Real Life Problems and Thinking About Goals
I can’t believe December is almost here. This year has flown by, and the past month has been strange. My goals for November caved under the news that I was losing my job. I’ve never been laid off before and it has been a very difficult and emotional experience. I was lucky to have some freelance work right away as I looked for a new position, and I’ve had some very promising interviews that I hope will blossom into good news this week. I have been trying to stay as positive as possible, but it is harder than I thought it would be to keep the cheerful face on all the time.
Despite quite a bit more time to myself than I planned, I havent’t been able to concentrate on writing unless it was for my freelance work or a part of my job interviews. I had to accept the fact that with all I have on my mind, National Novel Writing Month simply wasn’t going to happen for me. I have never been so stressed I couldn’t write. I’ve been so busy I couldn’t write, but this has been an entirely new range of emotions. Every time I have sat down to work on my young adult WIP, I haven’t tapped out more than a few lines at a time. I managed to choke out almost 8,000 words of my novel before acknowledging that my hard work was likely needed elsewhere, such as looking for jobs or preparing for interviews. It makes me feel like even more of a failure than the lay off did.
Thankfully, this time of year is about fresh starts. Looking back, October and November have been when I have sunk the lowest…and December and January are when amazing new opportunities have always surfaced. I am going to face 2012 knowing that it holds all the promise in the world and set my goals accordingly.
I am lucky to have some amazing writer friends who not only are awesome and fun ladies, but keep me going when I feel like I can’t do this writing thing. They have their own goals and I love seeing them accomplish new things, like book contracts (!!!!) and new drafts finished. This year we are starting a goals group to keep ourselves accountable and encouraged. I have been thinking a lot about what I want to accomplish in the coming year, and the job loss has actually helped me.

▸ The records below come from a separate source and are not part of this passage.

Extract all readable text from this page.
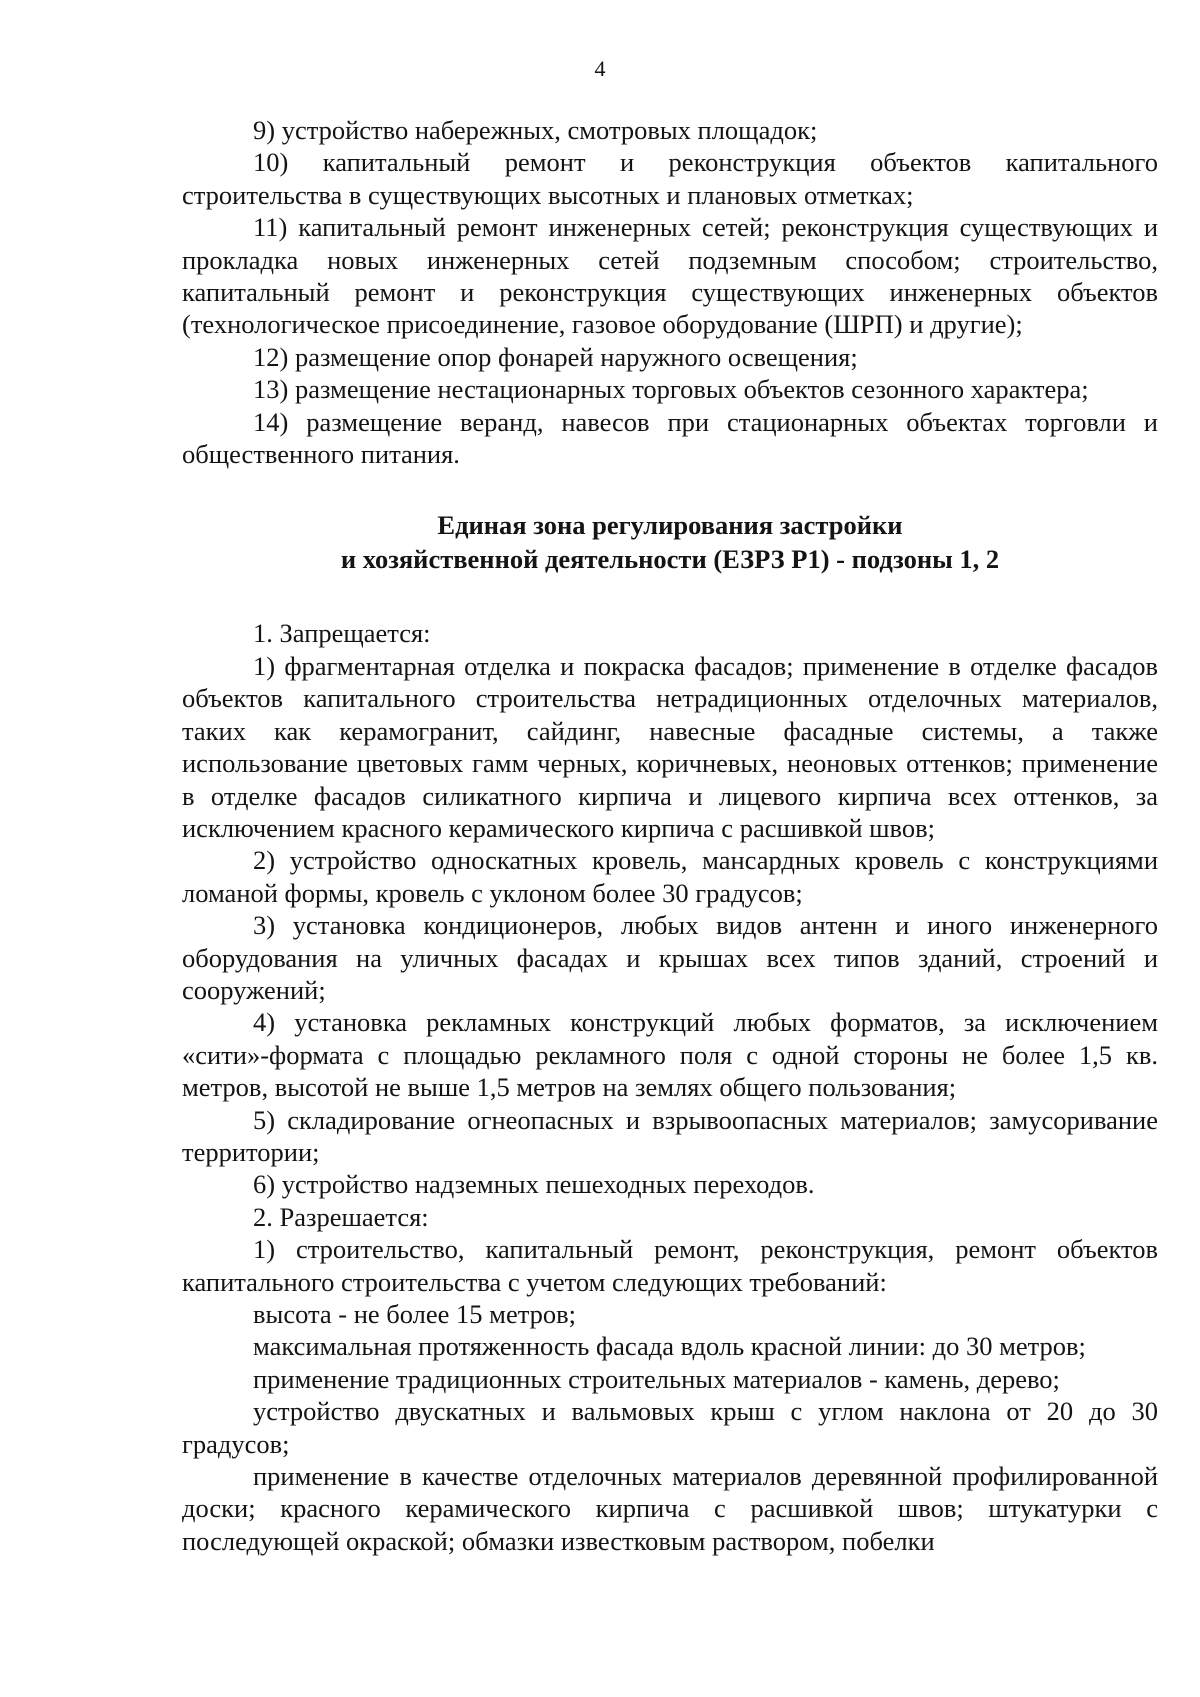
4

9) устройство набережных, смотровых площадок;

10) капитальный ремонт и реконструкция объектов капитального строительства в существующих высотных и плановых отметках;

11) капитальный ремонт инженерных сетей; реконструкция существующих и прокладка новых инженерных сетей подземным способом; строительство, капитальный ремонт и реконструкция существующих инженерных объектов (технологическое присоединение, газовое оборудование (ШРП) и другие);

12) размещение опор фонарей наружного освещения;

13) размещение нестационарных торговых объектов сезонного характера;

14) размещение веранд, навесов при стационарных объектах торговли и общественного питания.

Единая зона регулирования застройки
и хозяйственной деятельности (ЕЗРЗ Р1) - подзоны 1, 2

1. Запрещается:

1) фрагментарная отделка и покраска фасадов; применение в отделке фасадов объектов капитального строительства нетрадиционных отделочных материалов, таких как керамогранит, сайдинг, навесные фасадные системы, а также использование цветовых гамм черных, коричневых, неоновых оттенков; применение в отделке фасадов силикатного кирпича и лицевого кирпича всех оттенков, за исключением красного керамического кирпича с расшивкой швов;

2) устройство односкатных кровель, мансардных кровель с конструкциями ломаной формы, кровель с уклоном более 30 градусов;

3) установка кондиционеров, любых видов антенн и иного инженерного оборудования на уличных фасадах и крышах всех типов зданий, строений и сооружений;

4) установка рекламных конструкций любых форматов, за исключением «сити»-формата с площадью рекламного поля с одной стороны не более 1,5 кв. метров, высотой не выше 1,5 метров на землях общего пользования;

5) складирование огнеопасных и взрывоопасных материалов; замусоривание территории;

6) устройство надземных пешеходных переходов.

2. Разрешается:

1) строительство, капитальный ремонт, реконструкция, ремонт объектов капитального строительства с учетом следующих требований:

высота - не более 15 метров;

максимальная протяженность фасада вдоль красной линии: до 30 метров;

применение традиционных строительных материалов - камень, дерево;

устройство двускатных и вальмовых крыш с углом наклона от 20 до 30 градусов;

применение в качестве отделочных материалов деревянной профилированной доски; красного керамического кирпича с расшивкой швов; штукатурки с последующей окраской; обмазки известковым раствором, побелки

I feel like I’ve started fighting for what I really want again. I have been complacent in the last year professionally, assuring myself that things would get better if I just gave them time. Being laid off has been awful, but it helped me realize that I wasn’t happy. I don’t think I was being utilized as fully as I could have been, and I only have myself to blame for that. I made it clear that I could do things, but I didn’t push for them. That isn’t me…I am pretty confident and I make things happen. But for whatever reason, I wasn’t making things happen, and now that I have some distance from it all, I think it is because I wasn’t in the right place.
Fighting to find (and get!) the right kind of job has also helped me realize that I haven’t been fighting hard enough for my own dreams outside the workplace. There is always the idea in my mind that I can do things later, that I need to see my husband because our schedules are so opposite one another, that I need to have a social life, that I need to relax. Those things are all important, but they don’t fight for my dreams at all. They sometimes hinder moving forward on them, in fact. I need to start fighting myself for the time to make dreams come true.
I know that it won’t be easy…one of the things that was great about my old job is that I could leave work at work most days, and I had a great work-life balance. Doing what I really want to do professionally may mean that I have less of that balance than I have enjoyed the past year, and that means that I need to be even more deliberate about working the dream and goal time into the free time. I will have to make some sacrifices on occasion. But that is okay, because I am coming out of this corner fighting again, and I am willing to do the hard stuff.
Have you ever been through a hard time like this as a writer? What are you doing to realize your dreams in the middle of the rest of your life?